MOL receives a trend score of =. If the company were reassessed in the future, its score would likely remain the same. The company’s scope 1 and 2 emissions intensity have decreased between 2014 and 2019 but are still not aligned with its 1.5°C pathway. Further, the company lacks a scope 3 emissions reduction target. MOL’s expansion of projects in biofuels, renewable electricity and alternative mobility, substantiated by disclosure on the profitability and deployment schedules for these business activities, is likely to improve its alignment with its 1.5°C pathway.
MOL plans to decrease absolute emissions from flaring within its exploration and production segment by nearly 33% by 2030 and its direct and indirect absolute emissions within its downstream operations by 200,000 tonnes of CO2 equivalent by 2030. The company has not specified if 2014 was still the base year for these targets and consequently, could not be assessed on these objectives.
MOL reports it will achieve emissions reductions within its downstream operations through energy efficiency initiatives. It is also implementing a leak detection and repair program (LDRP) coupled with investments in vapour recovery unit (VRU) projects across many of its sites.
The majority of MOL’s capital expenditure (CapEx) is dedicated to fossil fuel activities.

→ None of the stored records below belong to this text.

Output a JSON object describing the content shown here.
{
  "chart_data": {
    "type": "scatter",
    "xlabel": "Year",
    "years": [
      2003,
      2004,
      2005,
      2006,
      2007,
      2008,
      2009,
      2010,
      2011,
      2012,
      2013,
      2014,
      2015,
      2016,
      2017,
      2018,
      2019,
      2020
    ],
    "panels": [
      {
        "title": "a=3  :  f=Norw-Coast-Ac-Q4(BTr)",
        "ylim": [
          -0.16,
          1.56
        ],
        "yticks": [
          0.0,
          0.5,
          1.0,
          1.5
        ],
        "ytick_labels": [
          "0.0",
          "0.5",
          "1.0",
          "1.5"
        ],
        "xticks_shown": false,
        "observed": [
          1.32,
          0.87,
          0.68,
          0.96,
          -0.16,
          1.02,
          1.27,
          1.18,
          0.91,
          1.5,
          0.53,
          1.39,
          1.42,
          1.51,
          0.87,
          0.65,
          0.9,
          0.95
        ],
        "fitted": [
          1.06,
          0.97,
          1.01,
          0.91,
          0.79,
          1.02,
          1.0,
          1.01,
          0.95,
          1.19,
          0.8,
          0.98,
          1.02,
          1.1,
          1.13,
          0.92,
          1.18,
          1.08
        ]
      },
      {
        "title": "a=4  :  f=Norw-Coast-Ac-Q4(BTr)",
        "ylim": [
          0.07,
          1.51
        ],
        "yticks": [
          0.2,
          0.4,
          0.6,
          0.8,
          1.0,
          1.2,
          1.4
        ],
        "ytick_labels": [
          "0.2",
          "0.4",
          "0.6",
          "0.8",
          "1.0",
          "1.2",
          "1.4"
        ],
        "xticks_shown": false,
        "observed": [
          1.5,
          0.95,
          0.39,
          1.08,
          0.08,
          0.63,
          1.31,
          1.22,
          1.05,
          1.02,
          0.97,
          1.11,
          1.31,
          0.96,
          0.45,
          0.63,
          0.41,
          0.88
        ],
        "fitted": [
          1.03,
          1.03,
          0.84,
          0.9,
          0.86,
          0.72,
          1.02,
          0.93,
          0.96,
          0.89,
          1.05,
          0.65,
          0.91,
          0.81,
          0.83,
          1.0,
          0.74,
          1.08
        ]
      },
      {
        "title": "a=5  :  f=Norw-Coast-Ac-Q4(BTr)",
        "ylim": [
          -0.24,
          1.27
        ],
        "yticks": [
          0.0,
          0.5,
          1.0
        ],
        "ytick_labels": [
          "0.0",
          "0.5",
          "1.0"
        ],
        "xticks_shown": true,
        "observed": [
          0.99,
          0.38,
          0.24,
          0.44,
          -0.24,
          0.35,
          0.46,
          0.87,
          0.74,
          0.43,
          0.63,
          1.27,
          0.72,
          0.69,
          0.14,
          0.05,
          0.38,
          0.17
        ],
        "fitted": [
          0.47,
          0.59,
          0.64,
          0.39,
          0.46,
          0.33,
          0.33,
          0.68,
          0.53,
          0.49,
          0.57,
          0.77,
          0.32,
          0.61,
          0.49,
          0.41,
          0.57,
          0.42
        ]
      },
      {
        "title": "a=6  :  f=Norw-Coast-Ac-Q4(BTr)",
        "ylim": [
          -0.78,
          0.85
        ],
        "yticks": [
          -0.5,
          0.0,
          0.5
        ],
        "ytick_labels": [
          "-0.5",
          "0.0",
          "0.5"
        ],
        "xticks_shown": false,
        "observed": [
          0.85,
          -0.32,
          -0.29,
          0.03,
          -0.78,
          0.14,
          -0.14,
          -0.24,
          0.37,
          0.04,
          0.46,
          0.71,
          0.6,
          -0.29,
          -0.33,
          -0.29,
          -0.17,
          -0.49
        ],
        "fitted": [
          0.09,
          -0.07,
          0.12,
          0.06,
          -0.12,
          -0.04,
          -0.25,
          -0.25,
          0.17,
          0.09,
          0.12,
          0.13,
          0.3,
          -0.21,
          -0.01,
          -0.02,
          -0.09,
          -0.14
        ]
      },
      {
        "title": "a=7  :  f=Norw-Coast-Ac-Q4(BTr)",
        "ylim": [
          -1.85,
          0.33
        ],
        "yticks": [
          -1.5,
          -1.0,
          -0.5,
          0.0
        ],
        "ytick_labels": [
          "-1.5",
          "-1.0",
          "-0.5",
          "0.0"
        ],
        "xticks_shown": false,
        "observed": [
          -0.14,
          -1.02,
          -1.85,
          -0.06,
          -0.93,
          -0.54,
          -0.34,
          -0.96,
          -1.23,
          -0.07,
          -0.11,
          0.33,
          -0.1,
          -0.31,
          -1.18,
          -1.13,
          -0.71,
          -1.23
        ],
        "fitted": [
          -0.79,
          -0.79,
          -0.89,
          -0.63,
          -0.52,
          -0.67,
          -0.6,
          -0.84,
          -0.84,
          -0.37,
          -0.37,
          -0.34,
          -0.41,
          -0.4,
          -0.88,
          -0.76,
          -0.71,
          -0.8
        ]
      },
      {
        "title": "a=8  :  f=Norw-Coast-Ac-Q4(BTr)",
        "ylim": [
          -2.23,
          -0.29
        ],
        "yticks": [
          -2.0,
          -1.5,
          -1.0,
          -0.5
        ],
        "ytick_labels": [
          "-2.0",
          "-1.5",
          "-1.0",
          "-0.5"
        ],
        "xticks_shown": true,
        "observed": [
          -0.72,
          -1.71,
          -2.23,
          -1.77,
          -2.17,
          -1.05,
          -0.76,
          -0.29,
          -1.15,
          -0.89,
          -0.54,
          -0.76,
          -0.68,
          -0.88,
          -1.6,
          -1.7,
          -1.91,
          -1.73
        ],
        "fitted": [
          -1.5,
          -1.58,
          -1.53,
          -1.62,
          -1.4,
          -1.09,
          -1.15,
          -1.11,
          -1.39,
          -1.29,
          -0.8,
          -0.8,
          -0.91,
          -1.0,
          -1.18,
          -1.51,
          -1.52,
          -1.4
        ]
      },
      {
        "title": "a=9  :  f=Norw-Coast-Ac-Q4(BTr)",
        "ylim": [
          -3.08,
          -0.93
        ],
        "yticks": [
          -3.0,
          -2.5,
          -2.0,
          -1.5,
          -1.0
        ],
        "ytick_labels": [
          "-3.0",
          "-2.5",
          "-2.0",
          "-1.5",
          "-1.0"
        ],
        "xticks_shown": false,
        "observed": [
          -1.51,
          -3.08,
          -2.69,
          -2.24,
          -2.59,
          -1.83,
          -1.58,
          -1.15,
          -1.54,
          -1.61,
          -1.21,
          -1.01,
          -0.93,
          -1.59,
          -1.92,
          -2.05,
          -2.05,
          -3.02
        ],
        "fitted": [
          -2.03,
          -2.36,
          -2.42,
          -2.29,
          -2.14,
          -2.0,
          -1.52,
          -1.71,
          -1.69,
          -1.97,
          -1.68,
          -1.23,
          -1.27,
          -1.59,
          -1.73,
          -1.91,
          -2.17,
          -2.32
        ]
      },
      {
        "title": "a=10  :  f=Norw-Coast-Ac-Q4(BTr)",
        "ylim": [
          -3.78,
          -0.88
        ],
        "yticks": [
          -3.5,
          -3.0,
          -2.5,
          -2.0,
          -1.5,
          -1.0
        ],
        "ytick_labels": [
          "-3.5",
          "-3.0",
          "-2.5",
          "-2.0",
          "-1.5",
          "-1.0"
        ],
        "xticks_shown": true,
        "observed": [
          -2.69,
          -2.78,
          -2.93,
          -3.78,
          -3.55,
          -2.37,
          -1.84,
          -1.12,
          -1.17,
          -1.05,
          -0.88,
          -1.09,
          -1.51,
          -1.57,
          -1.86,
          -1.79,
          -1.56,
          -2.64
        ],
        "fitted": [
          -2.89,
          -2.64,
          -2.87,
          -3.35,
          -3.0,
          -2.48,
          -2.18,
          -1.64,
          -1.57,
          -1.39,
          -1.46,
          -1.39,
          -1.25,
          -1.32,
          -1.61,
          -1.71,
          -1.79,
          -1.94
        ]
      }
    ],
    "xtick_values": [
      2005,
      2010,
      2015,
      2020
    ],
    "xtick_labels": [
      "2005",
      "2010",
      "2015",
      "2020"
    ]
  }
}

In 2019, the company allocated 16% of its overall CapEx to upstream projects, 27% to midstream gas projects, refining and marketing projects and 40% to petrochemicals, but only 0.5% to power generation and 8% to consumer services.
MOL has decreased its oil and gas production volumes by nearly 16% between 2014 and 2019 and has also reduced its scope 1 and 2 emissions intensity due to a shift in the regions from where it extracts oil. However, this rate of reduction in emissions intensity is still not aligned with the company’s 1.5°C pathway.
MOL is developing several low-carbon business activities that can help the company transition away from fossil fuel activities. However, MOL’s commitment to a low-carbon transition must be reinforced through clearer targets with long-term horizons and covering its scope 3 emissions.